There are several metabolic body types that are inherited. Your metabolic type may affect, to some degree, how easy it is for you to lose or gain weight.
Metabolic type is not, however, the only factor that determines physical appearance or weight. In fact, many people are a combination of several metabolic body types. In general, the three types are:
- Endomorphs. Endomorphs have a medium-to-large bone structure, less muscle mass and more body fat, giving them a rounder appearance. They are thought to have a slow metabolism and may struggle with weight gain.

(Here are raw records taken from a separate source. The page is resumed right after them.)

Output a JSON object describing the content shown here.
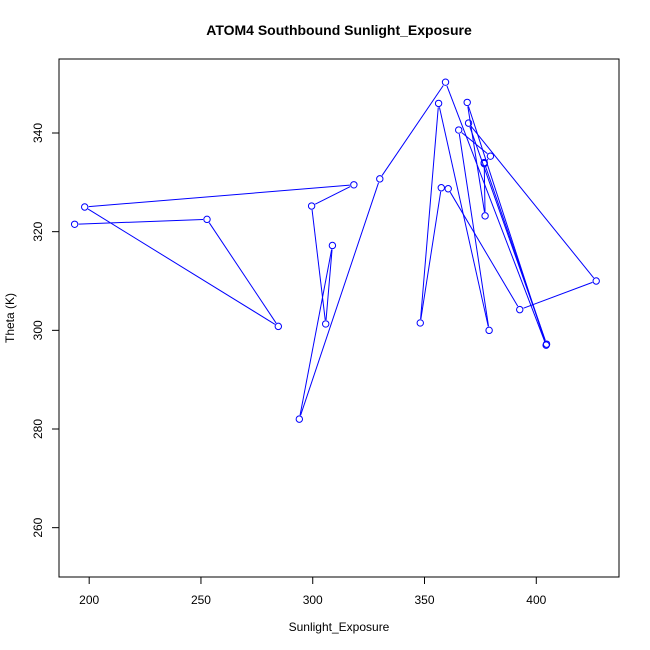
{
  "chart_data": {
    "type": "line",
    "title": "ATOM4 Southbound Sunlight_Exposure",
    "xlabel": "Sunlight_Exposure",
    "ylabel": "Theta (K)",
    "xlim": [
      186.5,
      437
    ],
    "ylim": [
      250,
      355
    ],
    "x_ticks": [
      200,
      250,
      300,
      350,
      400
    ],
    "y_ticks": [
      260,
      280,
      300,
      320,
      340
    ],
    "grid": false,
    "marker": "open-circle",
    "color": "#0000ff",
    "series": [
      {
        "name": "",
        "points": [
          [
            193.5,
            321.5
          ],
          [
            252.7,
            322.5
          ],
          [
            284.6,
            300.8
          ],
          [
            198.0,
            325.0
          ],
          [
            318.4,
            329.5
          ],
          [
            299.5,
            325.2
          ],
          [
            305.8,
            301.3
          ],
          [
            308.8,
            317.2
          ],
          [
            294.0,
            282.0
          ],
          [
            330.0,
            330.7
          ],
          [
            359.4,
            350.3
          ],
          [
            404.4,
            297.0
          ],
          [
            369.1,
            346.2
          ],
          [
            377.1,
            323.2
          ],
          [
            376.7,
            334.0
          ],
          [
            404.6,
            297.2
          ],
          [
            369.7,
            342.0
          ],
          [
            426.8,
            310.0
          ],
          [
            392.6,
            304.2
          ],
          [
            360.6,
            328.7
          ],
          [
            357.5,
            328.9
          ],
          [
            348.1,
            301.5
          ],
          [
            356.3,
            346.0
          ],
          [
            378.9,
            300.0
          ],
          [
            365.3,
            340.6
          ],
          [
            379.5,
            335.3
          ],
          [
            376.7,
            333.8
          ]
        ]
      }
    ]
  }
}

- Ectomorphs. Ectomorphs are narrower in size and have smaller joints. They are thought to have the highest metabolic rate of all the metabolic types.
- Mesomorphs. Mesomorphs have larger skeletons than ectomorphs, and less body fat than endomorphs. They lose weight and gain muscle mass easily.
Scientific evidence about the best diets for metabolic body types is lacking, and not definitive.
Anecdotally, it seems that endomorphs may experience insulin sensitivity more than the other groups. Eating a diet low in carbohydrates, especially simple carbohydrates, may help. You can learn more about the endomorph diet here.
Mesomorphs may require more calories to support a larger frame and more muscle. You can learn more about the mesomorph diet here.
Ectomorphs may have trouble keeping weight on and may struggle to build lean muscle mass. Eating nutrient-dense food every few hours may help. You can learn more about the ectomorph diet here.
A metabolic test can provide you with information about how effectively your body burns calories and uses oxygen during workouts.
It’s a valuable tool that can help you make decisions about lifestyle habits that affect weight gain or weight loss.
Be sure to use a credible testing facility that can provide you with reliable results. Ask your primary healthcare provider for recommendations.